Benchmarking Time Series Foundation Models for Short-Term Household Electricity Load Forecasting
Marcel Meyer, David Zapata, Sascha Kaltenpoth, Oliver Müller
TL;DR
This work tackles household short-term load forecasting by benchmarking zero-shot time series foundation models (TSFMs) against trained-from-scratch Transformers on four real-world datasets. Using a multi-dataset time-series cross-validation design and leakage controls, it compares TSFMs such as Chronos, TimesFM, Time-MoE, Sundial, LagLlama, and Moirai to baselines like PatchTST and TFT in an inference-only setting.

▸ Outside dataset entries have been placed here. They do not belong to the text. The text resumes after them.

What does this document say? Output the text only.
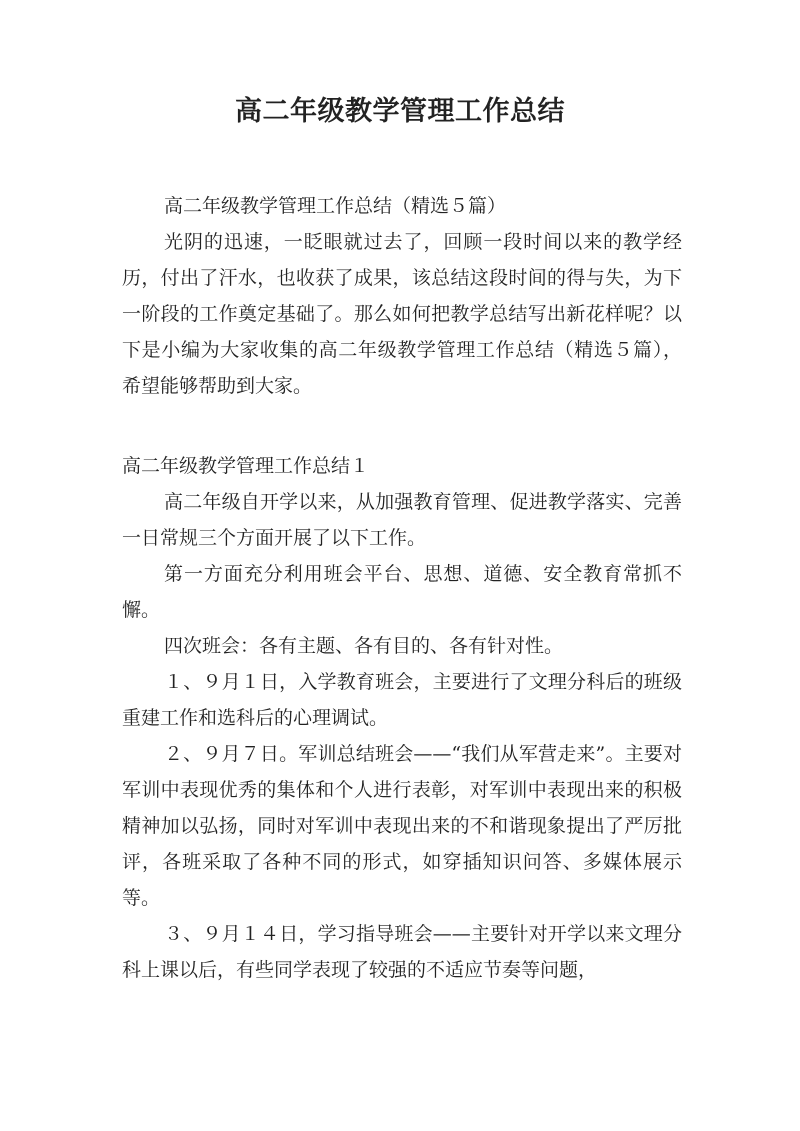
高二年级教学管理工作总结

高二年级教学管理工作总结（精选５篇）

光阴的迅速，一眨眼就过去了，回顾一段时间以来的教学经历，付出了汗水，也收获了成果，该总结这段时间的得与失，为下一阶段的工作奠定基础了。那么如何把教学总结写出新花样呢？以下是小编为大家收集的高二年级教学管理工作总结（精选５篇），希望能够帮助到大家。

高二年级教学管理工作总结１

高二年级自开学以来，从加强教育管理、促进教学落实、完善一日常规三个方面开展了以下工作。

第一方面充分利用班会平台、思想、道德、安全教育常抓不懈。

四次班会：各有主题、各有目的、各有针对性。

１、９月１日，入学教育班会，主要进行了文理分科后的班级重建工作和选科后的心理调试。

２、９月７日。军训总结班会——“我们从军营走来”。主要对军训中表现优秀的集体和个人进行表彰，对军训中表现出来的积极精神加以弘扬，同时对军训中表现出来的不和谐现象提出了严厉批评，各班采取了各种不同的形式，如穿插知识问答、多媒体展示等。

３、９月１４日，学习指导班会——主要针对开学以来文理分科上课以后，有些同学表现了较强的不适应节奏等问题，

Results indicate TSFMs are largely competitive with, and sometimes superior to, SOTA TFS transformers, particularly with longer input context, though performance is model-dependent (LagLlama, Moirai can lag in limited-context settings). The findings suggest zero-shot TSFMs can deliver accurate, scalable forecasts with reduced domain-specific training, pointing to promising directions in domain-focused pretraining and selective fine-tuning for energy-time-series forecasting.
Abstract
Accurate household electricity short-term load forecasting (STLF) is key to future and sustainable energy systems. While various studies have analyzed statistical, machine learning, or deep learning approaches for household electricity STLF, recently proposed time series foundation models such as Chronos, TimesFM or Time-MoE promise a new approach for household electricity STLF. These models are trained on a vast amount of time series data and are able to forecast time series without explicit task-specific training (zero-shot learning). In this study, we benchmark the forecasting capabilities of time series foundation models compared to Trained-from-Scratch (TFS) Transformer-based approaches. Our results suggest that foundation models perform comparably to TFS Transformer models, while certain time series foundation models outperform all TFS models when the input size increases. At the same time, they require less effort, as they need no domain-specific training and only limited contextual data for inference.